There was one detail that Schmidt couldn’t shake: Inmates were housed in horse stables on the estate while Rockwood was being built.
“That image came to me so vividly -- walls washed with lyme, darkness, slats through which food was pushed -- and I wrote a song that I performed for a few years; it's called “Stable Song” on the album,” she says.
Schmidt continued to wonder about the inmates -- all of whom were women -- and began a two-year stint researching the asylum and sorting through case files from 1856-1881.
“Mostly my process was that I would get into the case files, which were really sparse, and if they had an interesting detail -- an image that struck me as best conveyed in song -- I would try to understand the context in which the inmate was living, which requireda lot of learning on my part, because my grip on the history of that time was pretty loose,” says Schmidt. “So I was reading the superintendant of the asylum's diary, notes to the legislature about it, newspaper articles that mentioned specific inmates, and then doing further research into farm life in the mid-19th century, coffin ships, typhus, to medical practices of the time, settler law, and on and on. With that information, I'd flesh out the inmate's backstory, which effectively became a work of historical fiction, and then I'd journal as the character. If that character seemed like they'd have a song, I'd carve their journal into verse.”
An extensive booklet of liner notes a la Smithsonian Folkways acts as a supplement to the record, providing historical context and analysis. In order to further achieve the Folkways sound of recordings gathered place to place in real time, Schmidt used a variety of tape machines.
“I recorded myself on a Sony Song-O-Matic at my friends Martha and Charlie's house which doesn't have the streetcar track noise my house has. I wanted the voice to be kinda blown out on the high range for some of them, hard to grasp, and crisp on others,” she explains. “Gavin Gardiner and I mixed them at this home studio he has a few doors down from me.
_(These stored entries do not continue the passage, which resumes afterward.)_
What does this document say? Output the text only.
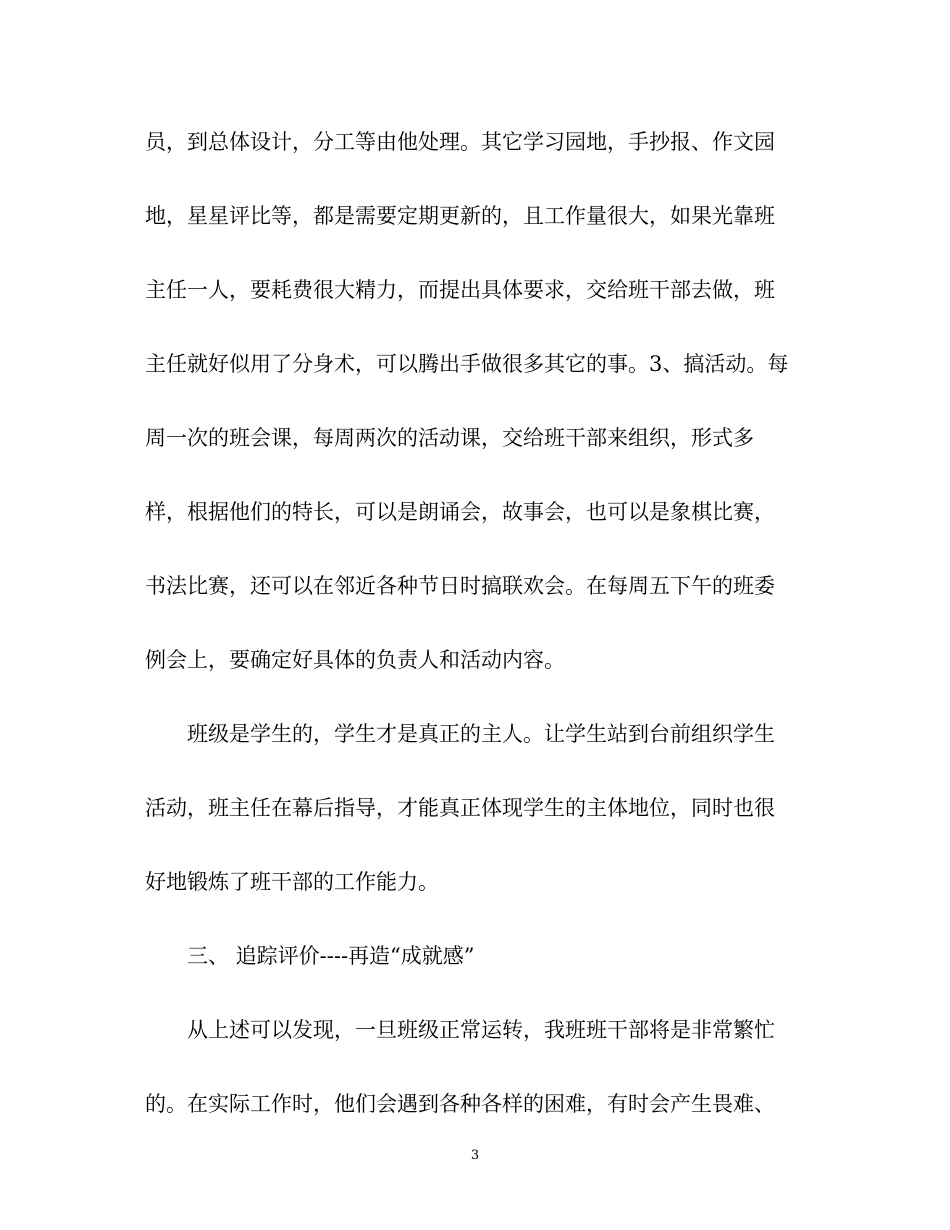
员，到总体设计，分工等由他处理。其它学习园地，手抄报、作文园
地，星星评比等，都是需要定期更新的，且工作量很大，如果光靠班
主任一人，要耗费很大精力，而提出具体要求，交给班干部去做，班
主任就好似用了分身术，可以腾出手做很多其它的事。3、搞活动。每
周一次的班会课，每周两次的活动课，交给班干部来组织，形式多
样，根据他们的特长，可以是朗诵会，故事会，也可以是象棋比赛，
书法比赛，还可以在邻近各种节日时搞联欢会。在每周五下午的班委
例会上，要确定好具体的负责人和活动内容。
班级是学生的，学生才是真正的主人。让学生站到台前组织学生
活动，班主任在幕后指导，才能真正体现学生的主体地位，同时也很
好地锻炼了班干部的工作能力。
三、 追踪评价----再造“成就感”
从上述可以发现，一旦班级正常运转，我班班干部将是非常繁忙
的。在实际工作时，他们会遇到各种各样的困难，有时会产生畏难、
3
He has all kinds of tape machines, and we were just bouncing songs all over the place and getting really picky about things I can't hear now. It can get that way -- messing with tape speeds by baby increments and such, fooling yourself. But all these things result in slight differences from song to song, that are meant to infer that the album is a variety of field recordings, similar to the Smithsonian Folkways approach to song collecting. The performances were all live, too, but for some backwards fiddle overdubs, so there's that feeling of the tunes actually being played, rather than constructed in some image of perfection.”
Through her intricate finger-picking and vocal adaptations, Schmidt breathes new life into the stories of women who have otherwise been forgotten, ensuring their place in history.